A five-generation Chinese family from Shandong Province in China that had members with diagnosed microphthalmia was involved in the study (Fig. 1). Thirty-four family members underwent general physical and complete ophthalmic examinations. All family members did not have any other physical anomalies. Nine microphthalmia patients expressed the same full phenotype as previously reported. ^1,18 They were affected by isolated microphthalmia in an autosomal dominant transmission manner in both eyes with onset since birth. Detailed information is available in another publication. ¹⁷  

Peripheral blood samples from 28 individuals including 9 affected family members (containing all patients) and 19 unaffected members were collected for further analysis. All participants gave written informed consent in accordance with the Declaration of Helsinki before they were enrolled in the study. 

A 3-mL peripheral blood sample was taken from each individual after informed consent was obtained. Genomic DNA was extracted by using the standard phenol-chloroform method. 
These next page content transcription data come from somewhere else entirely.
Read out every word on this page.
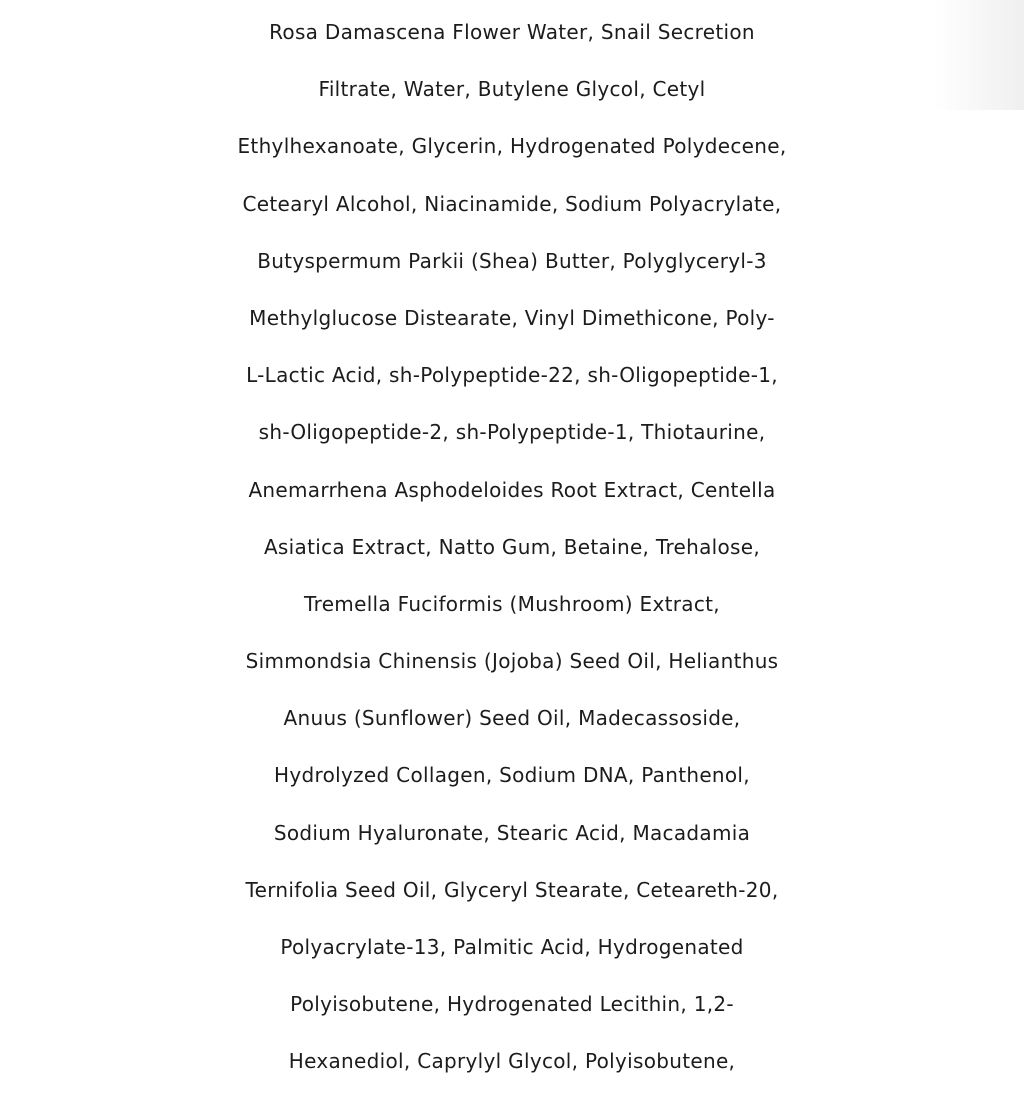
Rosa Damascena Flower Water, Snail Secretion
Filtrate, Water, Butylene Glycol, Cetyl
Ethylhexanoate, Glycerin, Hydrogenated Polydecene,
Cetearyl Alcohol, Niacinamide, Sodium Polyacrylate,
Butyspermum Parkii (Shea) Butter, Polyglyceryl-3
Methylglucose Distearate, Vinyl Dimethicone, Poly-
L-Lactic Acid, sh-Polypeptide-22, sh-Oligopeptide-1,
sh-Oligopeptide-2, sh-Polypeptide-1, Thiotaurine,
Anemarrhena Asphodeloides Root Extract, Centella
Asiatica Extract, Natto Gum, Betaine, Trehalose,
Tremella Fuciformis (Mushroom) Extract,
Simmondsia Chinensis (Jojoba) Seed Oil, Helianthus
Anuus (Sunflower) Seed Oil, Madecassoside,
Hydrolyzed Collagen, Sodium DNA, Panthenol,
Sodium Hyaluronate, Stearic Acid, Macadamia
Ternifolia Seed Oil, Glyceryl Stearate, Ceteareth-20,
Polyacrylate-13, Palmitic Acid, Hydrogenated
Polyisobutene, Hydrogenated Lecithin, 1,2-
Hexanediol, Caprylyl Glycol, Polyisobutene,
The whole-genome scan was performed by using 382 fluorescent microsatellite markers in the 22 pairs of autosomes, with an average spacing of 10-cM scattering on the human genome (Prism Linkage Mapping Set Version 2.0; Applied Biosystems, Inc. [ABI], Foster City, CA). PCR was performed in a 5-μL volume with 50 ng genomic DNA as a template, 0.5 μL PCR 10× buffer, 0.1 μL dNTP mix (2.5 mM), 0.06 μL primers, 0.6 μL MgCl₂ (15 mM), 0.05 U Taq polymerase (AmpliTaq Gold; ABI), and distilled water up to 5 μL. Thermal cycling was performed (GeneAmp 2720; ABI) at 95°C for 12 minutes, then 15 cycles of 94°C for 30 seconds, 63°C for 1 minute, degrading 0.5°C per cycle, and 72°C for 1 minute 50 seconds, followed by 24 cycles of 94°C for 30 seconds, 56°C for 1 minute, and 72°C for 1 minute 50 seconds, with a final extension of 72°C for 15 minutes. PCR products were analyzed on an automated sequencer (model 3100; ABI). A GS400 size standard was used as the internal standard and run in the same lane with the markers. Alleles were then analyzed (GeneScan, ver. 3.0 and GenoTyper ver. 3.7; ABI). In the fine mapping phase, additional fluorescent markers (D17S799, D17S900, D17S839, D17S261, D17S1843, D17S740, D17S953, D17S2196, D17S1288, D17S793, D17S1871, D17S783, D17S1824, D17S1880, D17S1293, D17S1872, D17S933, D17S92, and D17S1788) were selected from the Marshfield database (http://research.marshfieldclinic.org/ Marshfield Clinic, Marshfield, WI). 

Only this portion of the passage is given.